Take my Legends novels as examples. The theme in The Golden Lynx is vengeance: what do you do when someone close to you, an innocent, is murdered? One approach adopted by the characters leads them to kill in return, out of a desire for revenge or justice. A second has them take refuge in religion. A third pushes them to investigate what went wrong, including whether the innocent was in fact as guiltless as the family believed. A fourth redefines vengeance as preventing a different crime, and so on. The varying fates of those embracing this or that approach express my moral vision about revenge and what it can and cannot do for people.

In The Winged Horse, the story—the theme—revolves around the competing claims of loyalty: to oneself, to others, to a principle or a cause. The Swan Princess explores integrity, in this case from the perspective of a young woman who has gone too far in the direction of pleasing others and needs to recover, then incorporate, her own sense of herself without swinging from one extreme to the other. The Vermilion Bird, almost finished but not yet published, focuses on family through a group of characters who in some cases adore their families (who may not always deserve their love) and in others can barely bring themselves to speak to their family members (who do not necessarily deserve their dislike, although they have certainly done things to provoke it). Book 5, The Shattered Drum, is one of the rare novels to have already revealed its basic structure—probably because it ends the series, meaning it has a lot of loose ends to tie up. But I am less than twenty pages into it, so while I have a hint of what the theme may be, I know better than to reveal it yet.

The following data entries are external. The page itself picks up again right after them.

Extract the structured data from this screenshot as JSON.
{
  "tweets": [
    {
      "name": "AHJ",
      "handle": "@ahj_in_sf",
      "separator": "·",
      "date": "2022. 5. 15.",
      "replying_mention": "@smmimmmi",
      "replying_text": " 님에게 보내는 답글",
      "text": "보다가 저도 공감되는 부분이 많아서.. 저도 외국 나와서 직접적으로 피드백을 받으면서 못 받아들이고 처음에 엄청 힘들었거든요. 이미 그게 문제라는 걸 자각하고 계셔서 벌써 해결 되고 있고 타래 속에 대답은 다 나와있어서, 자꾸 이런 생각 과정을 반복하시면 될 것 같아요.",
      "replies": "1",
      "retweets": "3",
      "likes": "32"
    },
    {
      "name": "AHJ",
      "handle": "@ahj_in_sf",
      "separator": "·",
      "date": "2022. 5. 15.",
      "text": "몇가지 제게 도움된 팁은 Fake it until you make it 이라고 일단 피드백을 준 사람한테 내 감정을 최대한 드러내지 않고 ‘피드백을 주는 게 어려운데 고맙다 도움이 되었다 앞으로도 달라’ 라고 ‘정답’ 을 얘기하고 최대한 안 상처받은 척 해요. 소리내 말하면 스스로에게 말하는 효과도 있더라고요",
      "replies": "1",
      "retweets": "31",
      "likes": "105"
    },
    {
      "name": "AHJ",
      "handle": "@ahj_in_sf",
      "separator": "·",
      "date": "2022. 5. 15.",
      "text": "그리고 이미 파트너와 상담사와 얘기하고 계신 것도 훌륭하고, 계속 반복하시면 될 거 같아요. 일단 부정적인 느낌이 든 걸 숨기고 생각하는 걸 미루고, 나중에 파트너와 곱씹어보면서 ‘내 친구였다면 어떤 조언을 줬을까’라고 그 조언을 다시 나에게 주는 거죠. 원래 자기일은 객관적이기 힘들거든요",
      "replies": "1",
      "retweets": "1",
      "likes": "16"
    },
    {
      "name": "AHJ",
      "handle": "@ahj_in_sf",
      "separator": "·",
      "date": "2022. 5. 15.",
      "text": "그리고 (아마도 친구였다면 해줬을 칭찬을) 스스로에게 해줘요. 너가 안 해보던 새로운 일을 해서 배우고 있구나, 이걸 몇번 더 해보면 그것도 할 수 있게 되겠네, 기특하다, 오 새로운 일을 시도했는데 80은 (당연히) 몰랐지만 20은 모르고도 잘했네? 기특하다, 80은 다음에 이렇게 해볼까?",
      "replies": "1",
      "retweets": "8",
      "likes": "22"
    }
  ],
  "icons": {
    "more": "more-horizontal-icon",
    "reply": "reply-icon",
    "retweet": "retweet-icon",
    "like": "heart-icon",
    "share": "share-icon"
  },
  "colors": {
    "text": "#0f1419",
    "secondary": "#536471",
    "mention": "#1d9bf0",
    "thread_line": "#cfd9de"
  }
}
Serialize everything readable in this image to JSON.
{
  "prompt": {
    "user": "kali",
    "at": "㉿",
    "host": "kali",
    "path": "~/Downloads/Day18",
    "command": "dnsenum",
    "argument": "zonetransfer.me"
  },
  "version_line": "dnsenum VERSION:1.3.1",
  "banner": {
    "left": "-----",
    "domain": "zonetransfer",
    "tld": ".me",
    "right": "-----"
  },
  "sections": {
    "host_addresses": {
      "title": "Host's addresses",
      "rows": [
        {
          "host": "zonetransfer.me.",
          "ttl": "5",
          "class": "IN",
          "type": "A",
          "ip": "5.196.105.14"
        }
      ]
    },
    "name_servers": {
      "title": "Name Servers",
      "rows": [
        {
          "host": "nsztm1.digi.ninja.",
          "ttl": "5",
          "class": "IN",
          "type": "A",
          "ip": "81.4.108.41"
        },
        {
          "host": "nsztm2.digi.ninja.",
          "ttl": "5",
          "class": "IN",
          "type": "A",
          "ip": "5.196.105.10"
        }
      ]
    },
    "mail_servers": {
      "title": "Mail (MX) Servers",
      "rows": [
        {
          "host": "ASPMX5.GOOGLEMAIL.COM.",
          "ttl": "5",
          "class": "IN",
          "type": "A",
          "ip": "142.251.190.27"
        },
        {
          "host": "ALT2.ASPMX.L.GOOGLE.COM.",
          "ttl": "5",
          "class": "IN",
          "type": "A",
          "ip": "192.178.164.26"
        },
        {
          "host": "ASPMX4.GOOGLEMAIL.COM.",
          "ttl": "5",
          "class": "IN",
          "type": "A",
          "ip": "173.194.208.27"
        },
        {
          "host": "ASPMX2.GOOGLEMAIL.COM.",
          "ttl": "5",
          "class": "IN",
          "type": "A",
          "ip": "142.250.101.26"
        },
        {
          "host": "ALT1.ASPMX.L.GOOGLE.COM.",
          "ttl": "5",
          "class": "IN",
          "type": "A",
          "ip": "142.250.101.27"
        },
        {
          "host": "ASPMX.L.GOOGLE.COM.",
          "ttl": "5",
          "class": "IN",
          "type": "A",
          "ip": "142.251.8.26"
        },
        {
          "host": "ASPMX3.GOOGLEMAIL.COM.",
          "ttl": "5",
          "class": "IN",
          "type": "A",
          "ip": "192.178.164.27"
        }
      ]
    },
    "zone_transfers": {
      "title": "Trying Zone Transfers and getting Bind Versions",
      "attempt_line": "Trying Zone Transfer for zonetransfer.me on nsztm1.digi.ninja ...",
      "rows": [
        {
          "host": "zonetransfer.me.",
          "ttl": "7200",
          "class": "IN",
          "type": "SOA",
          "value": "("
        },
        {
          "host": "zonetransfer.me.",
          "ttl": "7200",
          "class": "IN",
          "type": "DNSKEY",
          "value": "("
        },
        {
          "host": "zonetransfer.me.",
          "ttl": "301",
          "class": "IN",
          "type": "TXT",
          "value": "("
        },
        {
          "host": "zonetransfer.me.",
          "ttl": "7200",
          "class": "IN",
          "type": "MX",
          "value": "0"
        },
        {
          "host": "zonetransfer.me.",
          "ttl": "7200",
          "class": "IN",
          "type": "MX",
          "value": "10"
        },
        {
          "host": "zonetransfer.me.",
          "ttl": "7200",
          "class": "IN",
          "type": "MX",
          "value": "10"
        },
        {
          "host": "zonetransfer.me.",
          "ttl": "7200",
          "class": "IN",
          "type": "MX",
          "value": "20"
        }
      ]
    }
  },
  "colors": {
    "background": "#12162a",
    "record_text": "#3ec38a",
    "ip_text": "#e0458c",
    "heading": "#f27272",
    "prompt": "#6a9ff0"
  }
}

You have no doubt noticed that these themes are interconnected. The desire for vengeance arises in part from loyalty to the person hurt, which in turn often comes from that person being a close friend or family member. Loyalty can inhibit the development of a separate identity and thus of integrity, which is above all the decision to respect and value one’s private self. Families certainly impose demands and expectations on their members, behaving and expressing emotions in ways specific to the culture in which they live but also to themselves. These demands necessarily fit some personalities better than others, and that in turn feeds questions of identity and integrity: How does a person like Maria, heroine of The Vermilion Bird, cope inside a structure that ruthlessly suppresses her gifts and imposes tasks on her in which she has no interest? How does she respond when a different family makes different assumptions that, however welcome, force her to change her fundamental beliefs about who she can and should become?

The Shattered Drum, too, incorporates elements of these themes. Which one dominates in the end will have more to do with emphasis than exclusivity. As writers we constantly revisit our own story, from different angles and with varying perspectives. The appeal to readers depends on the extent to which our problems reflect their own—or, more grandly, basic human themes.

Put that way, the concept of theme seems not so difficult to grasp. When we sit down to write a book, especially a novel, we may not have a particular theme in mind. Perhaps it’s even better not to have one. Then we can give our imagination free rein in the beginning rather than force it into a box. But for sure, our subconscious minds have a theme, and by the end of the first draft it will become obvious. At that point, the writer’s job becomes exploring the theme from as many angles and viewpoints as possible. Because if you have nothing to say, why write a book in the first place? 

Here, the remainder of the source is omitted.